Please check if this proof is ok:)?

2013-05-21 10:16 am

Prove: The product of an odd integer and an even integer is even. (Cannot understand the sense why (2k + 1) is being squared while xy is not. tenks: here's the proof,

let x be odd integer and y be even integer
Assume that xy is odd

xy = 2k + 1
xy = (2k + 1)^2
xy = (4k^2 + 4k) + 1
xy = 4(k^2 + k) + 1 let (k^2 + k) = q element of ineteger
xy = 4q + 1
but xy is even
therefore the assumption that xy is odd is false.

更新1:

How about using indirect proof? tenks

回答 (1)

An ESL Learner

2013-05-21 12:12 pm

✔ 最佳答案

There are little problems.
First, how do you infer that "xy = (2k + 1)^2" from "xy = 2k + 1"?
Second, how do you infer that "but xy is even" from "xy = 4q + 1"?
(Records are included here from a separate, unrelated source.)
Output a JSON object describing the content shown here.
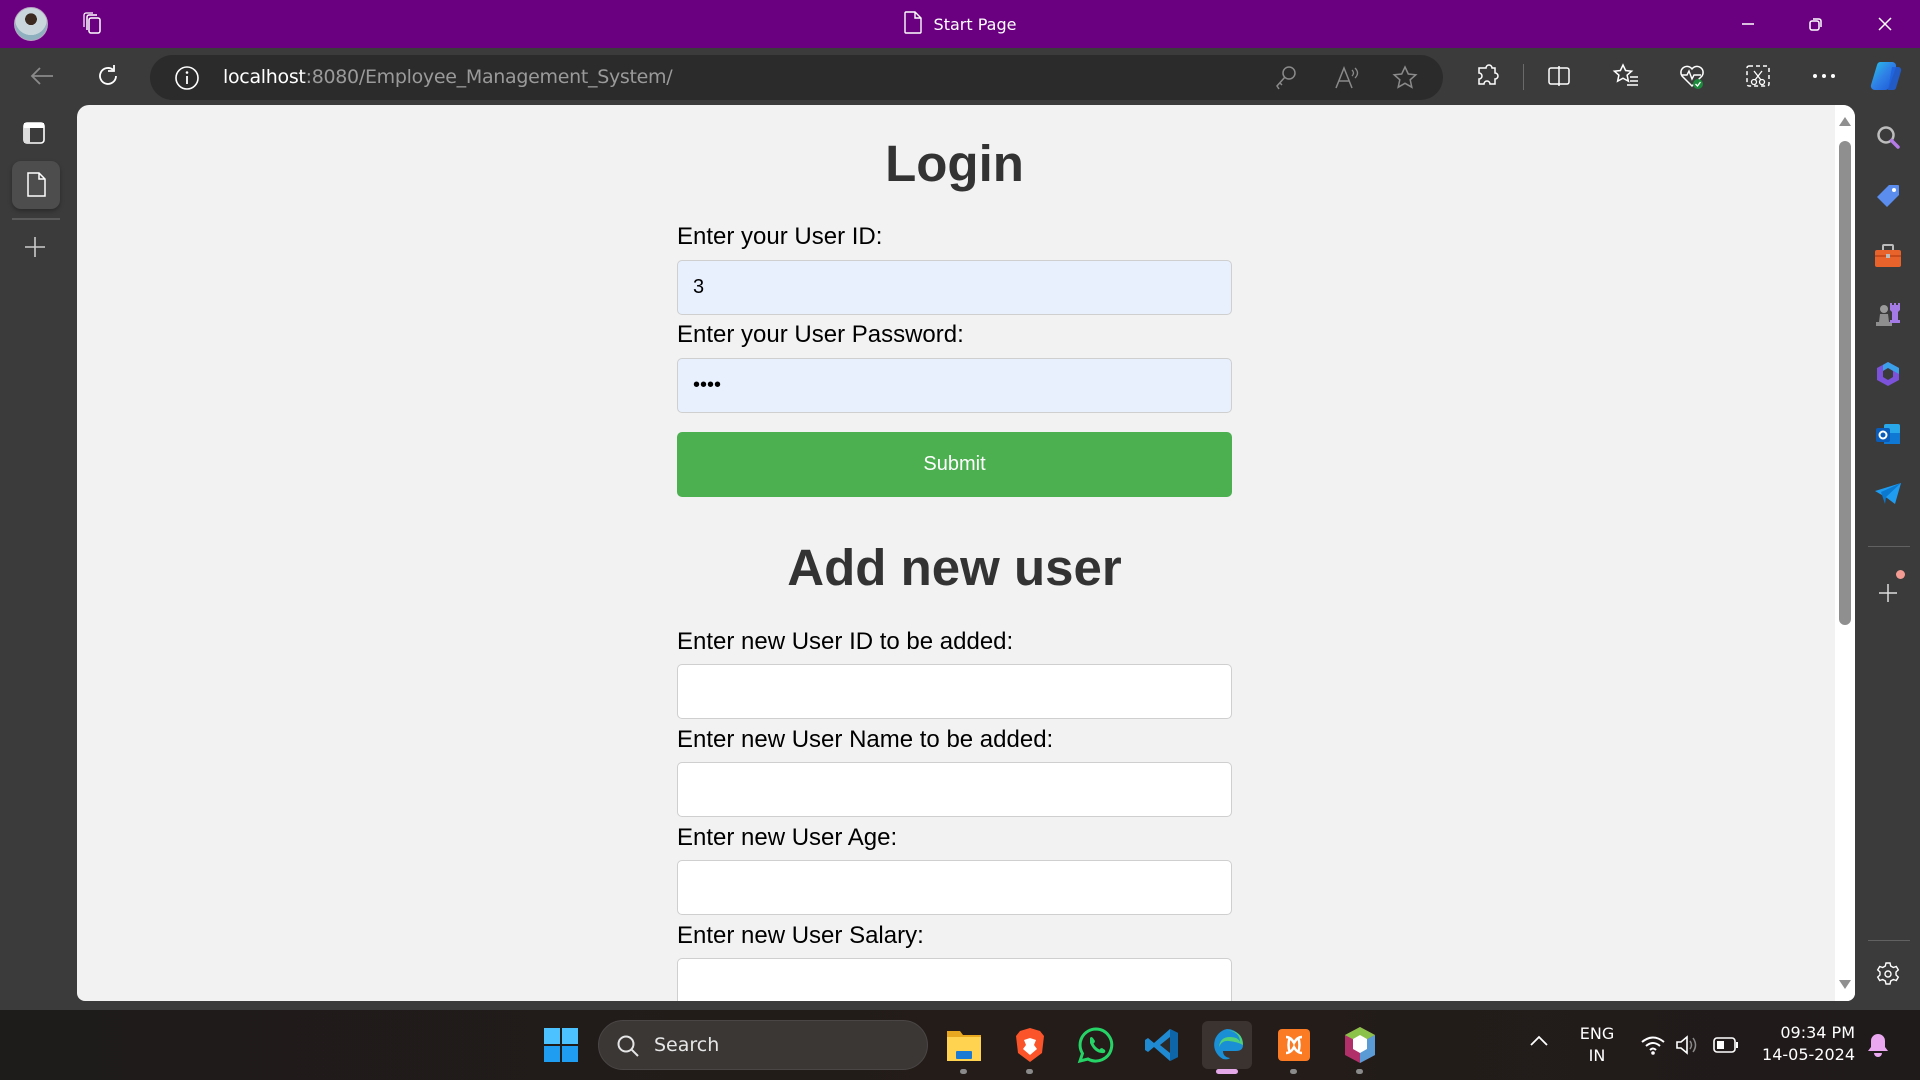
{
  "window": {
    "title": "Start Page",
    "controls": {
      "minimize": "minimize",
      "restore": "restore",
      "close": "close"
    }
  },
  "toolbar": {
    "url_host": "localhost",
    "url_rest": ":8080/Employee_Management_System/",
    "icons": [
      "back-icon",
      "refresh-icon",
      "site-info-icon",
      "password-key-icon",
      "read-aloud-icon",
      "favorite-star-icon",
      "extensions-icon",
      "split-screen-icon",
      "favorites-icon",
      "browser-essentials-icon",
      "screenshot-icon",
      "more-icon",
      "copilot-icon"
    ]
  },
  "vertical_tabs": {
    "items": [
      "tab-actions-icon",
      "start-page-tab-icon",
      "new-tab-icon"
    ]
  },
  "right_sidebar": {
    "items": [
      "search-icon",
      "shopping-tag-icon",
      "tools-icon",
      "games-icon",
      "microsoft-365-icon",
      "outlook-icon",
      "telegram-icon",
      "add-icon",
      "settings-icon"
    ]
  },
  "page": {
    "login": {
      "heading": "Login",
      "user_id_label": "Enter your User ID:",
      "user_id_value": "3",
      "password_label": "Enter your User Password:",
      "password_value": "••••",
      "submit_label": "Submit"
    },
    "add_user": {
      "heading": "Add new user",
      "fields": [
        {
          "label": "Enter new User ID to be added:",
          "value": ""
        },
        {
          "label": "Enter new User Name to be added:",
          "value": ""
        },
        {
          "label": "Enter new User Age:",
          "value": ""
        },
        {
          "label": "Enter new User Salary:",
          "value": ""
        }
      ]
    }
  },
  "colors": {
    "titlebar": "#6a0080",
    "submit_button": "#4caf50",
    "autofill_input": "#e8f0fe"
  },
  "taskbar": {
    "search_label": "Search",
    "apps": [
      "File Explorer",
      "Brave",
      "WhatsApp",
      "Visual Studio Code",
      "Microsoft Edge",
      "XAMPP",
      "NetBeans"
    ],
    "active_app": "Microsoft Edge",
    "language_line1": "ENG",
    "language_line2": "IN",
    "time": "09:34 PM",
    "date": "14-05-2024"
  }
}
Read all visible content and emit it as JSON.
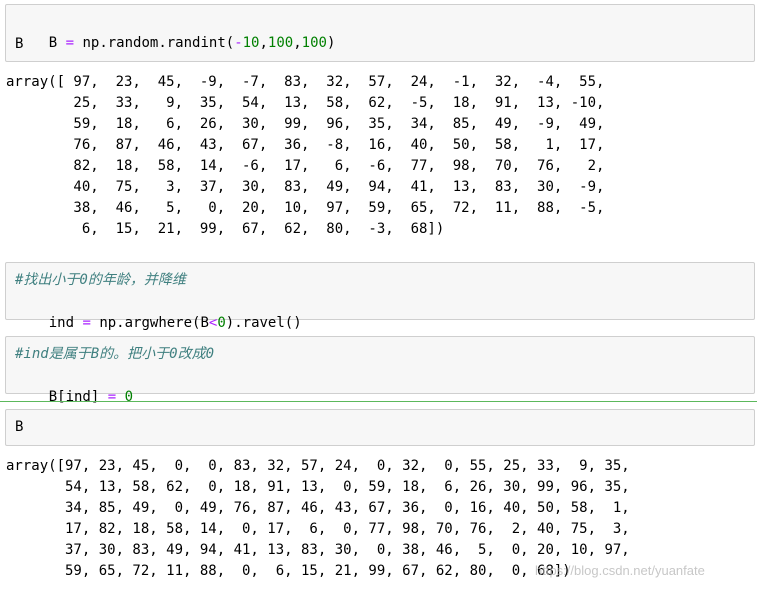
{
  "cells": [
    {
      "tokens": [
        "B",
        " ",
        "=",
        " np.random.randint(",
        "-",
        "10",
        ",",
        "100",
        ",",
        "100",
        ")"
      ],
      "line2": "B"
    },
    {
      "comment": "#找出小于0的年龄，并降维",
      "tokens": [
        "ind",
        " ",
        "=",
        " np.argwhere(B",
        "<",
        "0",
        ").ravel()"
      ]
    },
    {
      "comment": "#ind是属于B的。把小于0改成0",
      "tokens": [
        "B[ind]",
        " ",
        "=",
        " ",
        "0"
      ]
    },
    {
      "code": "B"
    }
  ],
  "outputs": [
    "array([ 97,  23,  45,  -9,  -7,  83,  32,  57,  24,  -1,  32,  -4,  55,\n        25,  33,   9,  35,  54,  13,  58,  62,  -5,  18,  91,  13, -10,\n        59,  18,   6,  26,  30,  99,  96,  35,  34,  85,  49,  -9,  49,\n        76,  87,  46,  43,  67,  36,  -8,  16,  40,  50,  58,   1,  17,\n        82,  18,  58,  14,  -6,  17,   6,  -6,  77,  98,  70,  76,   2,\n        40,  75,   3,  37,  30,  83,  49,  94,  41,  13,  83,  30,  -9,\n        38,  46,   5,   0,  20,  10,  97,  59,  65,  72,  11,  88,  -5,\n         6,  15,  21,  99,  67,  62,  80,  -3,  68])",
    "array([97, 23, 45,  0,  0, 83, 32, 57, 24,  0, 32,  0, 55, 25, 33,  9, 35,\n       54, 13, 58, 62,  0, 18, 91, 13,  0, 59, 18,  6, 26, 30, 99, 96, 35,\n       34, 85, 49,  0, 49, 76, 87, 46, 43, 67, 36,  0, 16, 40, 50, 58,  1,\n       17, 82, 18, 58, 14,  0, 17,  6,  0, 77, 98, 70, 76,  2, 40, 75,  3,\n       37, 30, 83, 49, 94, 41, 13, 83, 30,  0, 38, 46,  5,  0, 20, 10, 97,\n       59, 65, 72, 11, 88,  0,  6, 15, 21, 99, 67, 62, 80,  0, 68])"
  ],
  "watermark": "https://blog.csdn.net/yuanfate"
}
You may prove it like this instead:
Let x be odd (2k + 1) and y be even (2p), where k and p are integers.
xy = (2k + 1)(2p)
xy = 2[p(2k + 1)]
Thus, xy is even.

Edit:
You don't prove it indirectly.
If you assume xy is odd, you assume
xy = 2k + 1 where k is an integer.
But if you define xy as 2k + 1, you already agree that
2k is even whether k is even or odd, implying that
2k is even even k is odd.
There is no need to assume xy is odd while confirming unconsciously that 2k is even.

👍 0 👎 0